While activists view the peaceful marches as a rightful and brave effort to protect the environment and the communities affected by the project, the authorities, including the Uganda police and Prosecutor’s office, regard these actions as attempts to sabotage development projects and resort to criminalization.

Activists and civil society organizations’ reports indicate that the project will likely damage the environment and has displaced thousands of local communities in Uganda and Tanzania.

Despite growing concerns and an intensified crackdown, project financiers and shareholders remain unwavering in supporting the EACOP project. This steadfast support underscores the urgency of the situation. However, environmental and human rights defenders stand firm, resolutely demanding the project’s halt, showing a glimmer of hope in this challenging situation.

Over last weekend, eleven (11) environmental activists were arrested, charged, and sent to prison. They were arrested and detained by police at Kenya Commercial Bank (KCB) premises while attempting to deliver a petition urging the bank to halt its financial support for the 1,444-kilometer heated pipeline project.

The arrest of the eleven activists comes less than a month after nine activists were detained on April 02 outside the Stanbic Bank headquarters while attempting to deliver a petition urging the bank to halt its funding for the project.

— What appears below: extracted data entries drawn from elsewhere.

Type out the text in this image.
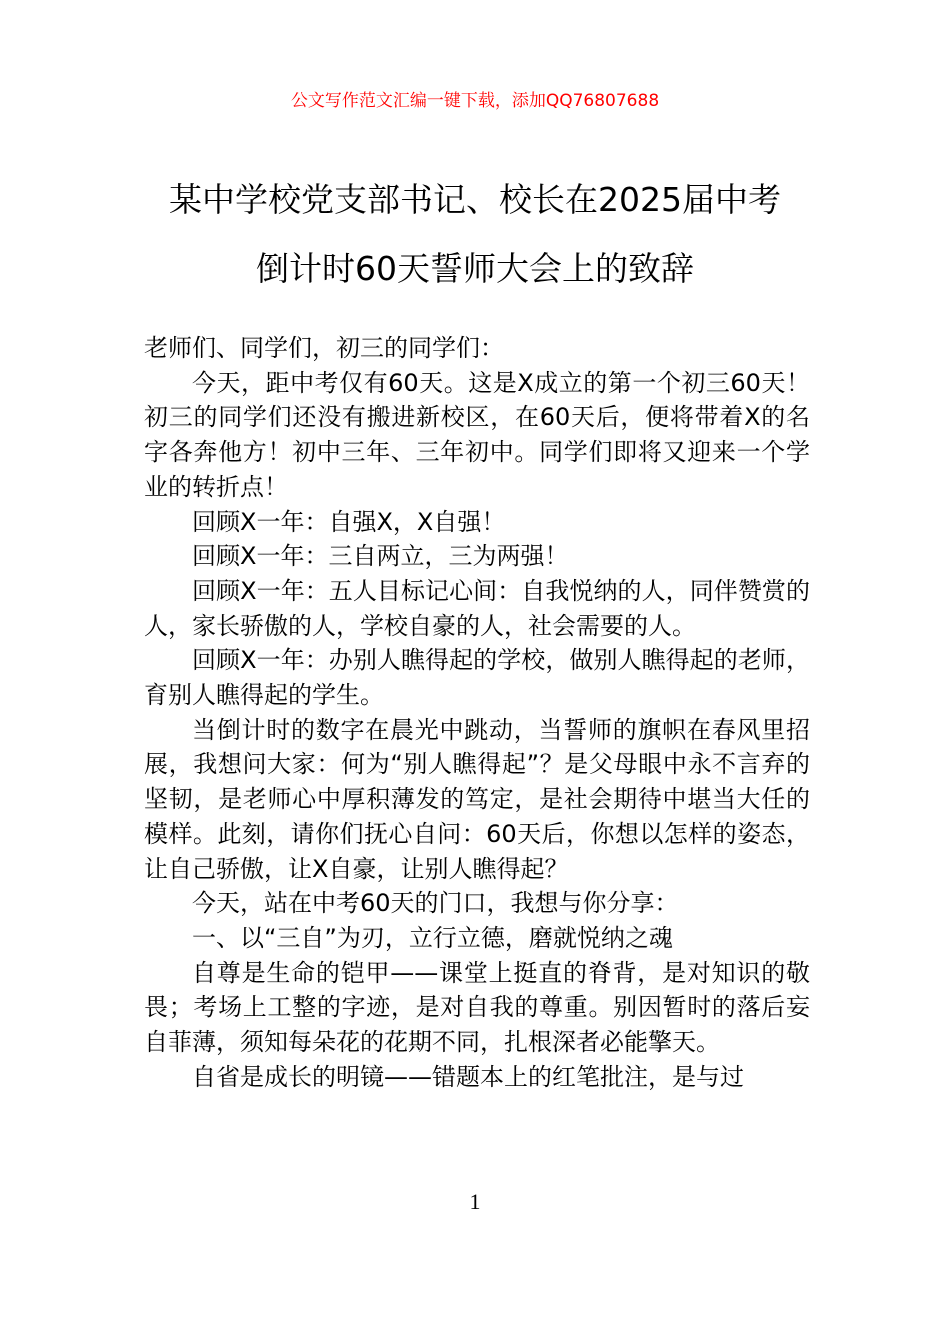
公文写作范文汇编一键下载，添加QQ76807688
某中学校党支部书记、校长在2025届中考
倒计时60天誓师大会上的致辞

老师们、同学们，初三的同学们：

今天，距中考仅有60天。这是X成立的第一个初三60天！初三的同学们还没有搬进新校区，在60天后，便将带着X的名字各奔他方！初中三年、三年初中。同学们即将又迎来一个学业的转折点！

回顾X一年：自强X，X自强！

回顾X一年：三自两立，三为两强！

回顾X一年：五人目标记心间：自我悦纳的人，同伴赞赏的人，家长骄傲的人，学校自豪的人，社会需要的人。

回顾X一年：办别人瞧得起的学校，做别人瞧得起的老师，育别人瞧得起的学生。

当倒计时的数字在晨光中跳动，当誓师的旗帜在春风里招展，我想问大家：何为“别人瞧得起”？是父母眼中永不言弃的坚韧，是老师心中厚积薄发的笃定，是社会期待中堪当大任的模样。此刻，请你们抚心自问：60天后，你想以怎样的姿态，让自己骄傲，让X自豪，让别人瞧得起？

今天，站在中考60天的门口，我想与你分享：

一、以“三自”为刃，立行立德，磨就悦纳之魂

自尊是生命的铠甲——课堂上挺直的脊背，是对知识的敬畏；考场上工整的字迹，是对自我的尊重。别因暂时的落后妄自菲薄，须知每朵花的花期不同，扎根深者必能擎天。

自省是成长的明镜——错题本上的红笔批注，是与过

1
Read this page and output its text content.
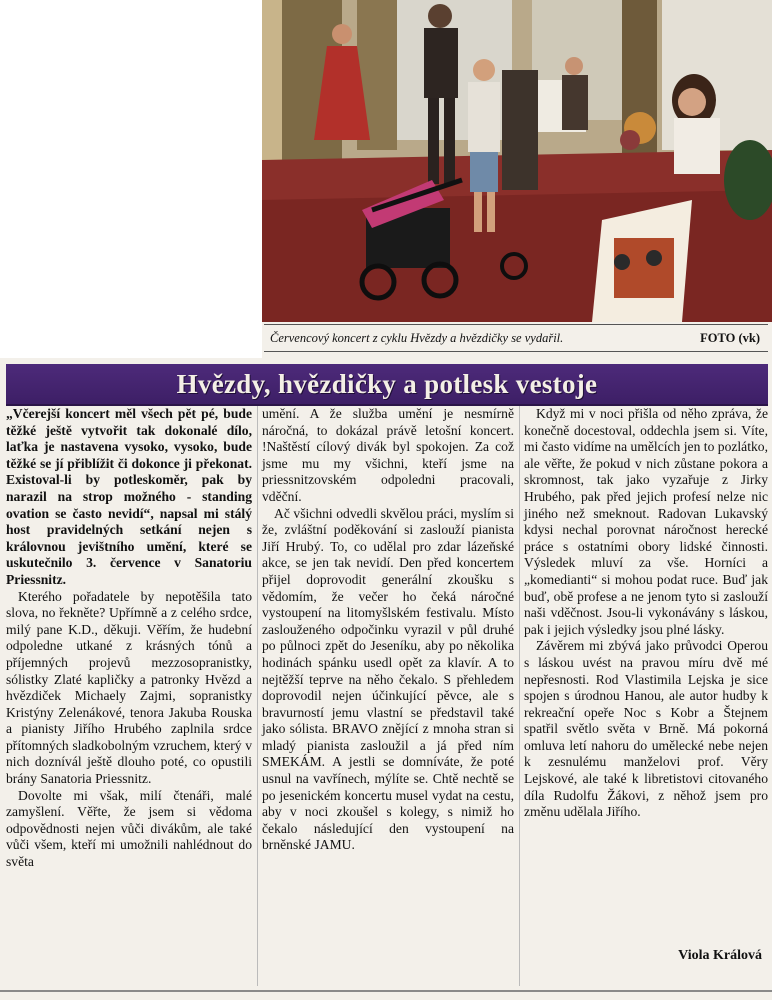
Červencový koncert z cyklu Hvězdy a hvězdičky se vydařil.	FOTO (vk)
Hvězdy, hvězdičky a potlesk vestoje

„Včerejší koncert měl všech pět pé, bude těžké ještě vytvořit tak dokonalé dílo, laťka je nastavena vysoko, vysoko, bude těžké se jí přiblížit či dokonce ji překonat. Existoval-li by potleskoměr, pak by narazil na strop možného - standing ovation se často nevidí“, napsal mi stálý host pravidelných setkání nejen s královnou jevištního umění, které se uskutečnilo 3. července v Sanatoriu Priessnitz.

Kterého pořadatele by nepotěšila tato slova, no řekněte? Upřímně a z celého srdce, milý pane K.D., děkuji. Věřím, že hudební odpoledne utkané z krásných tónů a příjemných projevů mezzosopranistky, sólistky Zlaté kapličky a patronky Hvězd a hvězdiček Michaely Zajmi, sopranistky Kristýny Zelenákové, tenora Jakuba Rouska a pianisty Jiřího Hrubého zaplnila srdce přítomných sladkobolným vzruchem, který v nich doznívál ještě dlouho poté, co opustili brány Sanatoria Priessnitz.

Dovolte mi však, milí čtenáři, malé zamyšlení. Věřte, že jsem si vědoma odpovědnosti nejen vůči divákům, ale také vůči všem, kteří mi umožnili nahlédnout do světa

umění. A že služba umění je nesmírně náročná, to dokázal právě letošní koncert. !Naštěstí cílový divák byl spokojen. Za což jsme mu my všichni, kteří jsme na priessnitzovském odpoledni pracovali, vděční.

Ač všichni odvedli skvělou práci, myslím si že, zvláštní poděkování si zaslouží pianista Jiří Hrubý. To, co udělal pro zdar lázeňské akce, se jen tak nevidí. Den před koncertem přijel doprovodit generální zkoušku s vědomím, že večer ho čeká náročné vystoupení na litomyšlském festivalu. Místo zaslouženého odpočinku vyrazil v půl druhé po půlnoci zpět do Jeseníku, aby po několika hodinách spánku usedl opět za klavír. A to nejtěžší teprve na něho čekalo. S přehledem doprovodil nejen účinkující pěvce, ale s bravurností jemu vlastní se představil také jako sólista. BRAVO znějící z mnoha stran si mladý pianista zasloužil a já před ním SMEKÁM. A jestli se domníváte, že poté usnul na vavřínech, mýlíte se. Chtě nechtě se po jesenickém koncertu musel vydat na cestu, aby v noci zkoušel s kolegy, s nimiž ho čekalo následující den vystoupení na brněnské JAMU.

Když mi v noci přišla od něho zpráva, že konečně docestoval, oddechla jsem si. Víte, mi často vidíme na umělcích jen to pozlátko, ale věřte, že pokud v nich zůstane pokora a skromnost, tak jako vyzařuje z Jirky Hrubého, pak před jejich profesí nelze nic jiného než smeknout. Radovan Lukavský kdysi nechal porovnat náročnost herecké práce s ostatními obory lidské činnosti. Výsledek mluví za vše. Horníci a „komedianti“ si mohou podat ruce. Buď jak buď, obě profese a ne jenom tyto si zaslouží naši vděčnost. Jsou-li vykonávány s láskou, pak i jejich výsledky jsou plné lásky.

Závěrem mi zbývá jako průvodci Operou s láskou uvést na pravou míru dvě mé nepřesnosti. Rod Vlastimila Lejska je sice spojen s úrodnou Hanou, ale autor hudby k rekreační opeře Noc s Kobr a Štejnem spatřil světlo světa v Brně. Má pokorná omluva letí nahoru do umělecké nebe nejen k zesnulému manželovi prof. Věry Lejskové, ale také k libretistovi citovaného díla Rudolfu Žákovi, z něhož jsem pro změnu udělala Jiřího.

Viola Králová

The eleven include Bob Barigye, Augustine Tukamashaba, Gilbert Ayebare, Umar Kasimbe, Joseph Ssengozi, Keith Namanya, Raymond Bituhanga, Mohammed Ssentongo, Paul Ssekate, Misach Saazi and Phionah Nalusiba.

KCB Bank Uganda is one of the banks that recently joined the race to fund the EACOP project. Last month, On March 26, 2025, EACOP Ltd., the company in charge of the construction and future operation of the EACOP project, announced that it had acquired additional financing provided by a syndicate of financial institutions, including regional banks such as KCB Bank.

Other banks in the syndicate include the Stanbic Bank Uganda, the African Export-Import Bank (Afreximbank), the Standard Bank of South Africa Limited, and the Islamic Corporation for the Development of the Private Sector (ICD).

The activists appeared before the Nakawa Chief Magistrate Court on April 25. They were charged with criminal trespass. According to section 302 of the Penal Code, a person convicted of criminal trespass is liable to a maximum sentence of one year in prison. This detail underscores the weight of the situation.

The activists are currently on remand at Luzira Maximum Prison and are expected to appear again before the court on May 08, 2025, for mention.